Indiana Republican Wants To Outlaw “Unacceptable” Renditions Of The National Anthem
One Indiana State Senator has had enough with people who mangle the Star Spangled Banner:
INDIANAPOLIS — Oh, say can you . . . sing?
And, more importantly, can you sing it the “right” way — the way one Indiana lawmaker thinks the national anthem should be sung?
Sen. Vaneta Becker, R-Evansville, has introduced a bill that would set specific “performance standards” for singing and playing “The Star-Spangled Banner” at any event sponsored by public schools and state universities.
The law also would cover private schools receiving state or local scholarship funds, including vouchers.
Performers would have to sign a contract agreeing to follow the guidelines. Musicians — whether amateur or professional — would be fined $25 if it were deemed they failed to meet the appropriate standards.
But just what is appropriate? Would Jimi Hendrix’s electric version make the grade? Are Christina Aguilera’s vocal gymnastics a fineable offense?
That’s unclear.
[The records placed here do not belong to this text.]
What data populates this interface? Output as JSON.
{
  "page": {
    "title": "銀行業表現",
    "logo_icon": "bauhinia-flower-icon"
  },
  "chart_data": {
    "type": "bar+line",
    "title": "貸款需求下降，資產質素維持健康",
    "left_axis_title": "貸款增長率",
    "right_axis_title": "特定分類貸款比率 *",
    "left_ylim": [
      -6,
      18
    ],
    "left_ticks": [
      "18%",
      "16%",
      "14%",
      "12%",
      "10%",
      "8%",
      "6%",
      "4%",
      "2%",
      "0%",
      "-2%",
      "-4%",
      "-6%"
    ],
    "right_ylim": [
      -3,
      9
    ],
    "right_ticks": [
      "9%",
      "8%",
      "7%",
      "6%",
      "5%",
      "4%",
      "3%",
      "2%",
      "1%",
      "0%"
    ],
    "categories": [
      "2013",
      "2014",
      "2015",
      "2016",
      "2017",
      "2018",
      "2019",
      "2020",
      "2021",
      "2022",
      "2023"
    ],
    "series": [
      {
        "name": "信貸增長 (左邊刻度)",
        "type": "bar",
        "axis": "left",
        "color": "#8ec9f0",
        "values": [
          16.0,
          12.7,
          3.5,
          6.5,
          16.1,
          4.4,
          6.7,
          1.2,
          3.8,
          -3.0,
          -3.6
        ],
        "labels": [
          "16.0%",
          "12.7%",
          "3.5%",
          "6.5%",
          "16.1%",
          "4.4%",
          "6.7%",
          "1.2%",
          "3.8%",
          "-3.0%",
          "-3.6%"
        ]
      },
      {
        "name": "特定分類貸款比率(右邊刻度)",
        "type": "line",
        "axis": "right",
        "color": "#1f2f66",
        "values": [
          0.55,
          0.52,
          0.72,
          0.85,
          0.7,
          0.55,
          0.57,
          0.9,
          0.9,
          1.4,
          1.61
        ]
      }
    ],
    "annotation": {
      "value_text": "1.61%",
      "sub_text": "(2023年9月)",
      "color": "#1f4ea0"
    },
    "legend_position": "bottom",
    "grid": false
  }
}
What is and what is not “acceptable,” according to Becker’s bill, would be determined by the State Department of Education, with input from the Commission for Higher Education.
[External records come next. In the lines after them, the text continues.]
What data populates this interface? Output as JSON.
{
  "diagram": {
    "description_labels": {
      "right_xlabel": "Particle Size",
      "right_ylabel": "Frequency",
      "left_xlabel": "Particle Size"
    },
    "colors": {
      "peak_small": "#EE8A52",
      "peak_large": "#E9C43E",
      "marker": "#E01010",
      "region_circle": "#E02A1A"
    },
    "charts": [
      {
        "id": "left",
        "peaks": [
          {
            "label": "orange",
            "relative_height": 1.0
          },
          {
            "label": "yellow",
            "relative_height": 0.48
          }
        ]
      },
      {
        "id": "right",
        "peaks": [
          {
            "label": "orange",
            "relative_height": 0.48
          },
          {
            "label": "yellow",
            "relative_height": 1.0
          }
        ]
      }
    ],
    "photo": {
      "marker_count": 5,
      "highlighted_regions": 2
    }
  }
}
Becker said she would expect the guidelines to require that the national anthem be sung with the usual lyrics to the traditional melody — “the way that we normally have it sung or heard throughout most of our state and our country.”
Becker said she authored the bill after a constituent called her last spring upset about a school program in which the words of “The Star-Spangled Banner” were substituted or parodied in a way the caller found disrespectful. The senator said she herself had heard parody versions of the national anthem on television programs.XXV
“Sometimes it’s just done in a joking manner,” she said, “but I don’t think the national anthem is something we ought to be joking around with.”
On some level I understand where Becker is coming from. Quite often, the worst part of any major sporting event is when some singer, and I use that term loosely, attempts to sing the National Anthem. If that singer is female, you can almost guarantee that they will use it as an occasion to show off their vocal range on a song that really doesn’t require it. That I kind of blame on Whitney Houston, who’s admittedly amazing performance at Super Bowl XXV has caused an entire generation of female singers to think they can sing like Whitney circa 1991 when they really can’t. And then, of course, there are travesties like Roseanne Barr’s drunken display in 1990. And, of course, Christina Aguilera’s complete disaster at Super Bowl XLV. I can also understand the desire to maintain proper decorum in school settings.
But, does this really require a law? I just don’t see it. As John Cole notes, this seems like something more appropriate in a place like North Korea than the United States of America. There are less egregious means to make sure public assemblies are conducted in a respectful manner, we surely don’t need another law.